Oleh: Noveri Faikar Urfan
            Undang-Undang Dasar 1945, Pasal 33 Ayat 3 mengatakan bahwa “Bumi dan air dan kekayaan alam yang terkandung di dalamnya dikuasai oleh negara dan dipergunakan untuk sebesar-besarnya kemakmuran masyarakat. Bunyi konstitusi ini, memberi amanat bagi negara agar mengelola sumber daya alam demi kesejahteraan masyarakat yang sebesar-besarnya. Dalam ingatan kita, sumber daya alam yang dimaksud dalam UUD 1945 pasal 33 ayat 3 tersebut, tentu banyak tertuju pada asset-aset bahan tambang mineral seperti minyak bumi, gas alam, emas, batu bara, dan lain-lain.
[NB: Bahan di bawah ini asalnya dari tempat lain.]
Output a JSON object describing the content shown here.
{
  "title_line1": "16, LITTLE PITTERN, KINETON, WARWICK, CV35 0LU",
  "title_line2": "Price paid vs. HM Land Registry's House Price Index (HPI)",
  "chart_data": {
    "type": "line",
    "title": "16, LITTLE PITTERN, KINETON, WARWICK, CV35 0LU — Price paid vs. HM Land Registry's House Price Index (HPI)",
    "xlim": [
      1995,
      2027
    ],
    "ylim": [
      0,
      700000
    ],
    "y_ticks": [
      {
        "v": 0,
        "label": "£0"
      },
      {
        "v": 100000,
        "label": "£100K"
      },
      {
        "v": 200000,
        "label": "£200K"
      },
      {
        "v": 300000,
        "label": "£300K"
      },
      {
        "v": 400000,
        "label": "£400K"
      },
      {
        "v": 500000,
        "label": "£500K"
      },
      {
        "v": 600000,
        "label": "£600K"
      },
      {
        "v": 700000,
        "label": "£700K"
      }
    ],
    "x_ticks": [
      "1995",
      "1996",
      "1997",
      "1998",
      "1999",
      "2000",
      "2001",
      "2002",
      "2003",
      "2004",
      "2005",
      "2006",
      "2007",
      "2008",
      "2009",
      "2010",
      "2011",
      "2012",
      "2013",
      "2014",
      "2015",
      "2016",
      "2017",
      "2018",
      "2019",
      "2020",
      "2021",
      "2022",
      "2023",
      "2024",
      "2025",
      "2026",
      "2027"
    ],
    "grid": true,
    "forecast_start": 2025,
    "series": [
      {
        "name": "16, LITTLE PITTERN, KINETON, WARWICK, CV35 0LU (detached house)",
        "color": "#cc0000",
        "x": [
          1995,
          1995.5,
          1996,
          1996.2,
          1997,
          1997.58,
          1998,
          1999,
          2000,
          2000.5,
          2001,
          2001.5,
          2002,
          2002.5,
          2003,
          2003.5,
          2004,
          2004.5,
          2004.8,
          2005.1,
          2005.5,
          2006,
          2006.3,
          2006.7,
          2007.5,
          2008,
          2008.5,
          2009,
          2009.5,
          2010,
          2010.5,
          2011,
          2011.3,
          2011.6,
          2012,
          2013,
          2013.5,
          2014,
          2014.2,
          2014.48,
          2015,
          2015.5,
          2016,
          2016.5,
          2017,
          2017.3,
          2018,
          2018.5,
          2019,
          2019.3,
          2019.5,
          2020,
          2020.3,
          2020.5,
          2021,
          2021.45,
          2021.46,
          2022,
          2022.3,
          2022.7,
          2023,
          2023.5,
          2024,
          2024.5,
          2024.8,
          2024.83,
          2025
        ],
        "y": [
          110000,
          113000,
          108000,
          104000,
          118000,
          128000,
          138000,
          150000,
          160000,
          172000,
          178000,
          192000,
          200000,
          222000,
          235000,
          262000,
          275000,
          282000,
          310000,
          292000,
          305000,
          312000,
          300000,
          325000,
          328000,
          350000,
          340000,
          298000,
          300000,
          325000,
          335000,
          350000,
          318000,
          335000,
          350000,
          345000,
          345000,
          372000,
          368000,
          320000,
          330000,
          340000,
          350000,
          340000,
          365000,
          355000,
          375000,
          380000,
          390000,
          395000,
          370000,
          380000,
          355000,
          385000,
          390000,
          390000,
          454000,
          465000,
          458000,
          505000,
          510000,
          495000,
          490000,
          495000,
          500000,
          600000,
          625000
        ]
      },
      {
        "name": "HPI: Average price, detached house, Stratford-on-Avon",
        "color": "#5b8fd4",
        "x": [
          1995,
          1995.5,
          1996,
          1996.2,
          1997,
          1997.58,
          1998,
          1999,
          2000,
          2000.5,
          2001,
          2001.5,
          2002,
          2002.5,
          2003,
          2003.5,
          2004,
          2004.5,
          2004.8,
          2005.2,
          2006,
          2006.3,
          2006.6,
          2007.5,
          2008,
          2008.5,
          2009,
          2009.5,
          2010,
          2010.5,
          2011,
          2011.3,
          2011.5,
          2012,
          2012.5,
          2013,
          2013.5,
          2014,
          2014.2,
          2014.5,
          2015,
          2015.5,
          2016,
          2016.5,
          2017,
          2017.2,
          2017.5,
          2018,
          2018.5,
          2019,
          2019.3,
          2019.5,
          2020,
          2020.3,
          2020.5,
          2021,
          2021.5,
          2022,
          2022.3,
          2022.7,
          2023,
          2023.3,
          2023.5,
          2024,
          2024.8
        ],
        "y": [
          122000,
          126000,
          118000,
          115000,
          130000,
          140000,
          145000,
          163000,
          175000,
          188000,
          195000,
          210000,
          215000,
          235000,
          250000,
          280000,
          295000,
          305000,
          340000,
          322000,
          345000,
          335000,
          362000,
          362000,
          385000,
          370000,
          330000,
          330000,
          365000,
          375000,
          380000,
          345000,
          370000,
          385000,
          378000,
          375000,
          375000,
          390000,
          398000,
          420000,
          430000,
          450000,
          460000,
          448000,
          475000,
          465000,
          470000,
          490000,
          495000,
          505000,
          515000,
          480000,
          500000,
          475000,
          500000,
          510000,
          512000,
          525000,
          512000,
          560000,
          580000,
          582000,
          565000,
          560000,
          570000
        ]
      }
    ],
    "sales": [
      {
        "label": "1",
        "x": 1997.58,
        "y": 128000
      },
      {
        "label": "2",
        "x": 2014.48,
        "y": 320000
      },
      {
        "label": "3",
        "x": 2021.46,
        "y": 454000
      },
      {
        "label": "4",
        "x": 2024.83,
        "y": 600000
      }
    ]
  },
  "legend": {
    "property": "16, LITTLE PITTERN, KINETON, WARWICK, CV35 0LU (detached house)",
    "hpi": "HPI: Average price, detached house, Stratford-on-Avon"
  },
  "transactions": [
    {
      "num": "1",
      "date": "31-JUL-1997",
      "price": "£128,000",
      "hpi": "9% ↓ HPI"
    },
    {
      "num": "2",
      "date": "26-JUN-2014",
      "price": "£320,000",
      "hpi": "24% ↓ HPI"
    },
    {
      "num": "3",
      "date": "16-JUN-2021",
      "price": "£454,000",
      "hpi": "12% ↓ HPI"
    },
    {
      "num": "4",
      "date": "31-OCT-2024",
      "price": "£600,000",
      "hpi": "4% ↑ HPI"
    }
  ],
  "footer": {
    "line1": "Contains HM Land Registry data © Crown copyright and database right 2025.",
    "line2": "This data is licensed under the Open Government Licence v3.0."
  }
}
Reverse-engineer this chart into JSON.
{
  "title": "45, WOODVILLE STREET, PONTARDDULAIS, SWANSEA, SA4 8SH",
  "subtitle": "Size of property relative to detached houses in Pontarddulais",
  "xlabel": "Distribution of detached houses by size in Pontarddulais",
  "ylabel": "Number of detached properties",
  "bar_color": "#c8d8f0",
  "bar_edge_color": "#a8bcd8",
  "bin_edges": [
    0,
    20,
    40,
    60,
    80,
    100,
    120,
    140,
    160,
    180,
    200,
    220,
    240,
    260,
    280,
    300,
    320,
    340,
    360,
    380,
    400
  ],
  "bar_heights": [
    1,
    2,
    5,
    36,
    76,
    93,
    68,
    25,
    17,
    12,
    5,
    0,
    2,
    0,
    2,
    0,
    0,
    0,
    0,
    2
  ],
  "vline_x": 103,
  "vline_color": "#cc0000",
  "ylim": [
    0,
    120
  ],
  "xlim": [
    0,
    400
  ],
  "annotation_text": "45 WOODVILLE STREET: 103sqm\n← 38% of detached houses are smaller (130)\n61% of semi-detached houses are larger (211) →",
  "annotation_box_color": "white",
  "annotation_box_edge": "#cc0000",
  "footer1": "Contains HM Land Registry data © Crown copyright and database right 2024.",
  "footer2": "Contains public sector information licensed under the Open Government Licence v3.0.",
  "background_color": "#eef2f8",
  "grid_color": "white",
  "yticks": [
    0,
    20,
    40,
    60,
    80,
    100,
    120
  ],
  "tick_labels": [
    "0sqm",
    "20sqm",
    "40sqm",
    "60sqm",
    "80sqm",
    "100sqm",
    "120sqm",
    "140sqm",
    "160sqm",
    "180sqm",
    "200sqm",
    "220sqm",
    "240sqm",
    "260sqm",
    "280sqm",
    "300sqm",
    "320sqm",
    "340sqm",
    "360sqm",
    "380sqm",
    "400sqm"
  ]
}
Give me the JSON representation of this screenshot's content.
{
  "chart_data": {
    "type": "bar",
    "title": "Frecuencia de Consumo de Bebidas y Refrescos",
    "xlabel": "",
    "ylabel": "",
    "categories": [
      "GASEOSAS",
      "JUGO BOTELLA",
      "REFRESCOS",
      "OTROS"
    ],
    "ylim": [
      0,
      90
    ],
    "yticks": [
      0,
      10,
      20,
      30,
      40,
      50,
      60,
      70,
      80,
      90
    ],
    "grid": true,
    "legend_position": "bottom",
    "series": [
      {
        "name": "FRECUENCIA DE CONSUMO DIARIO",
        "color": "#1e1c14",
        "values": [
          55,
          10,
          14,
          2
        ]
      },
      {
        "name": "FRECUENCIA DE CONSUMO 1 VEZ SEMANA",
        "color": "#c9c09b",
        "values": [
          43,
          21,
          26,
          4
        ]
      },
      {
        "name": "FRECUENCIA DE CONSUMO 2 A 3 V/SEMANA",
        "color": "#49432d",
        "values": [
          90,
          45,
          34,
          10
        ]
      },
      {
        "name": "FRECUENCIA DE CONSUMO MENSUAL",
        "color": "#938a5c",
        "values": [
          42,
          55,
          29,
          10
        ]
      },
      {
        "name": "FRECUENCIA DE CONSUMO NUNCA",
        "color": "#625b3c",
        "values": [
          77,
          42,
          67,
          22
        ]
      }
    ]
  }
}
Akan tetapi, ada satu jenis kekayaan alam yang yang sering dilupakan dari perhatian, kekayaan alam itu adalah frekuensi atau gelombang elektromagnetik yang lazim digunakan untuk kegiatan penyiaran dan telekomunikasi.
            Frekuensi adalah satu jenis kekayaan alam yang memiliki nilai ekonomi dan politik sangat besar. Kegunaannya sebagai prasyarat dalam kegiatan penyiaran dan telekomunikasi serta jumlahnya yang terbatas, membuat penggunaannya harus diatur dan tidak bisa bisa dipandang sebelah mata oleh pemerintah dalam pengelolaan kebijakan negara. Selama ini, publik mungkin tidak banyak tahu bahwa frekuensi yang digunakan untuk kegiatan penyiaran oleh stasiun televisi dan radio swasta, adalah kekayaan alam yang harus diatur dan dikelola untuk kepentingan orang banyak.
            Pertanyaannya kemudian, apakah frekuensi sebagai kekayaan publik sudah dimanfaatkan sebesar-besarnya demi kepentingan hajat hidup orang banyak?. Sejak pemerintahan Orde Baru,  jalannya pengelolaan frekuensi telah dijalankan menurut selera kepentingan penguasa, frekuensi dikapling-kapling kepada mereka yang mempunyai daya tawar politik dan ekonomi kuat, serta dekat dengan penguasa.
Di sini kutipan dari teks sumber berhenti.